Porphyromonas gingivalis disturbs host-commensal homeostasis by changing complement function

Abstract

Porphyromonas gingivalis is a Gram-negative anaerobic rod that has been proposed as an orchestrator of complement-dependent dysbiotic inflammation. This notion was suggested from its capacities to manipulate the complement-Toll-like receptor crosstalk in ways that promote dysbiosis and periodontal disease in animal models. Specifically, while at low colonization levels, P. gingivalis interferes with innate immunity and leads to changes in the counts and composition of the oral commensal microbiota. The resulting dysbiotic microbial community causes disruption of host-microbial homeostasis, leading to inflammatory bone loss. These findings suggested that P. gingivalis can be considered as a keystone pathogen. The concept of keystone pathogens is one where their effects have community-wide significance and are disproportionate of their abundance.
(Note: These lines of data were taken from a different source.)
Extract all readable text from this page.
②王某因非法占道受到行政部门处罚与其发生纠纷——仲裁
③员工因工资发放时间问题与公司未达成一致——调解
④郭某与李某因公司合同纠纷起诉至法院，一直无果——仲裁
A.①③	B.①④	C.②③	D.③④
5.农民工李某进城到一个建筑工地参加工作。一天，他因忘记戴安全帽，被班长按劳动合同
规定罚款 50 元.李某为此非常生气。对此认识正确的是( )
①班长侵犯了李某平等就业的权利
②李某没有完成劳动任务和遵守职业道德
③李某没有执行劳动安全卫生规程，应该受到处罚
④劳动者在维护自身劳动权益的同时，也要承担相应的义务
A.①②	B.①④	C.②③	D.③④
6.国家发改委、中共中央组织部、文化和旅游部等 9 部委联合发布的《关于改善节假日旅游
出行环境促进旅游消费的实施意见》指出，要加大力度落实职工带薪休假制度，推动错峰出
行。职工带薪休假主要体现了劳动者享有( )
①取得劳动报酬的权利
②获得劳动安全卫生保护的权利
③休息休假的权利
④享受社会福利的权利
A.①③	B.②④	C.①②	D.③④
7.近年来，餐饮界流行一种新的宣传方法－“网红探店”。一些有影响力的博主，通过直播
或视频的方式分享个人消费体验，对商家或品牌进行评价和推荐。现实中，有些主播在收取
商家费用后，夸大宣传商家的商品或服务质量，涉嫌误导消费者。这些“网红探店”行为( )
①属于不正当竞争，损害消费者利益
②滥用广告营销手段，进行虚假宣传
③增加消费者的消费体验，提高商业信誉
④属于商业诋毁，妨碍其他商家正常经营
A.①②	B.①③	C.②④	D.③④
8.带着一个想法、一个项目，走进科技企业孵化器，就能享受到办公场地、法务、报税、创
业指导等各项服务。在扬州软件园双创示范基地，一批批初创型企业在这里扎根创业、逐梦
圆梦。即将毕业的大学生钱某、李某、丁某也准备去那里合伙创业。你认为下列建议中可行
The present review summarizes the relevant literature and discusses whether the results from the animal models can be extrapolated to man.
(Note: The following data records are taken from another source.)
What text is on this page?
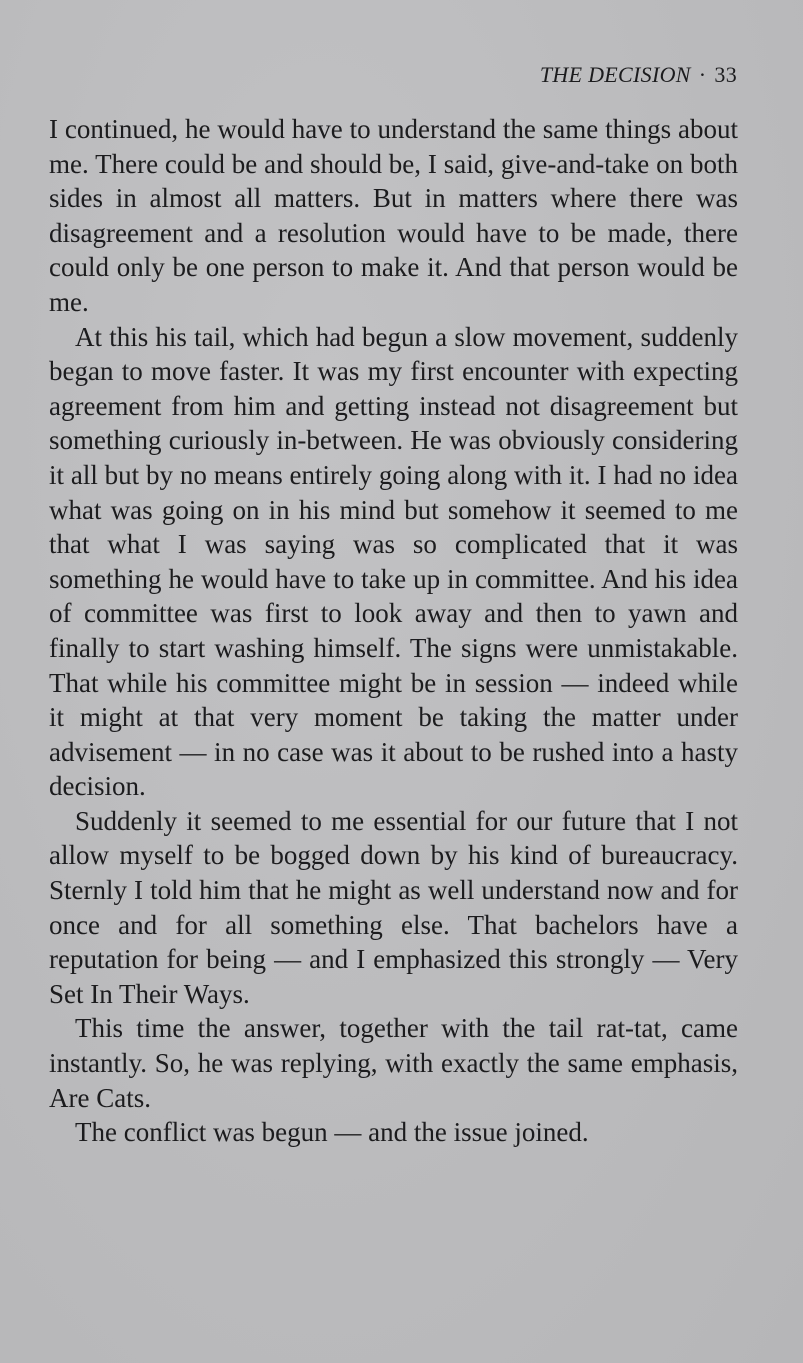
THE DECISION · 33

I continued, he would have to understand the same things about me. There could be and should be, I said, give-and-take on both sides in almost all matters. But in matters where there was disagreement and a resolution would have to be made, there could only be one person to make it. And that person would be me.

At this his tail, which had begun a slow movement, suddenly began to move faster. It was my first encounter with expecting agreement from him and getting instead not disagreement but something curiously in-between. He was obviously considering it all but by no means entirely going along with it. I had no idea what was going on in his mind but somehow it seemed to me that what I was saying was so complicated that it was something he would have to take up in committee. And his idea of committee was first to look away and then to yawn and finally to start washing himself. The signs were unmistakable. That while his committee might be in session — indeed while it might at that very moment be taking the matter under advisement — in no case was it about to be rushed into a hasty decision.

Suddenly it seemed to me essential for our future that I not allow myself to be bogged down by his kind of bureaucracy. Sternly I told him that he might as well understand now and for once and for all something else. That bachelors have a reputation for being — and I emphasized this strongly — Very Set In Their Ways.

This time the answer, together with the tail rat-tat, came instantly. So, he was replying, with exactly the same emphasis, Are Cats.

The conflict was begun — and the issue joined.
Keywords: P. gingivalis; animal model; commensal microbiota; complement; keystone pathogen; periodontitis.

Figure 1.

Dysbiosis and periodontal disease. (A) Progression from a state of periodontal health and host–microbe homeostasis to gingivitis (periodontal inflammation without bone loss) and to periodontitis, associated with a dysbiotic biofilm, formation of periodontal pockets, and induction inflammatory bone loss. (B) Periodontitis is induced in susceptible hosts by a polymicrobial community, wherein different members fulfill distinct roles that converge synergistically to cause destructive inflammation. Keystone pathogens, the colonization of which is facilitated by accessory pathogens, initially subvert the host response, leading to a dysbiotic community where pathobionts over-activate the inflammatory response and induce periodontal tissue degradation, including resorption of the supporting alveolar bone. Inflammation and dysbiosis positively reinforce each other because inflammatory tissue breakdown products (e.g. collagen peptides, heme-containing compounds) carried in the pockets via the gingival crevicular fluid are used as nutrients by the dysbiotic microbiota. This process generates a self-perpetuating pathogenic cycle that may underlie the chronicity of periodontitis. (From Hajishengallis [23]. Used with permission.)

Figure 2.

Complement involvement in Porphyromonas gingivalis–induced dysbiosis and inflammation. At low colonization levels, P. gingivalis can act as a keystone pathogen that manipulates complement–Toll-like receptor crosstalk, leading to the dysbiotic transformation of the microbiota (increased counts and altered composition). In dysbiosis, pathobionts over-activate the inflammatory response in a complement C3-dependent manner, resulting in destructive periodontal inflammation and bone loss. Inflammation and dysbiosis create a feed forward loop, which is essentially a disease-provoking vicious cycle. Therapeutic intervention at the C3 level with a specific inhibitor (Cp40) appears to break the cycle and inhibits periodontitis in non-human primates. (From Mastellos et al. [92]. Used with permission.)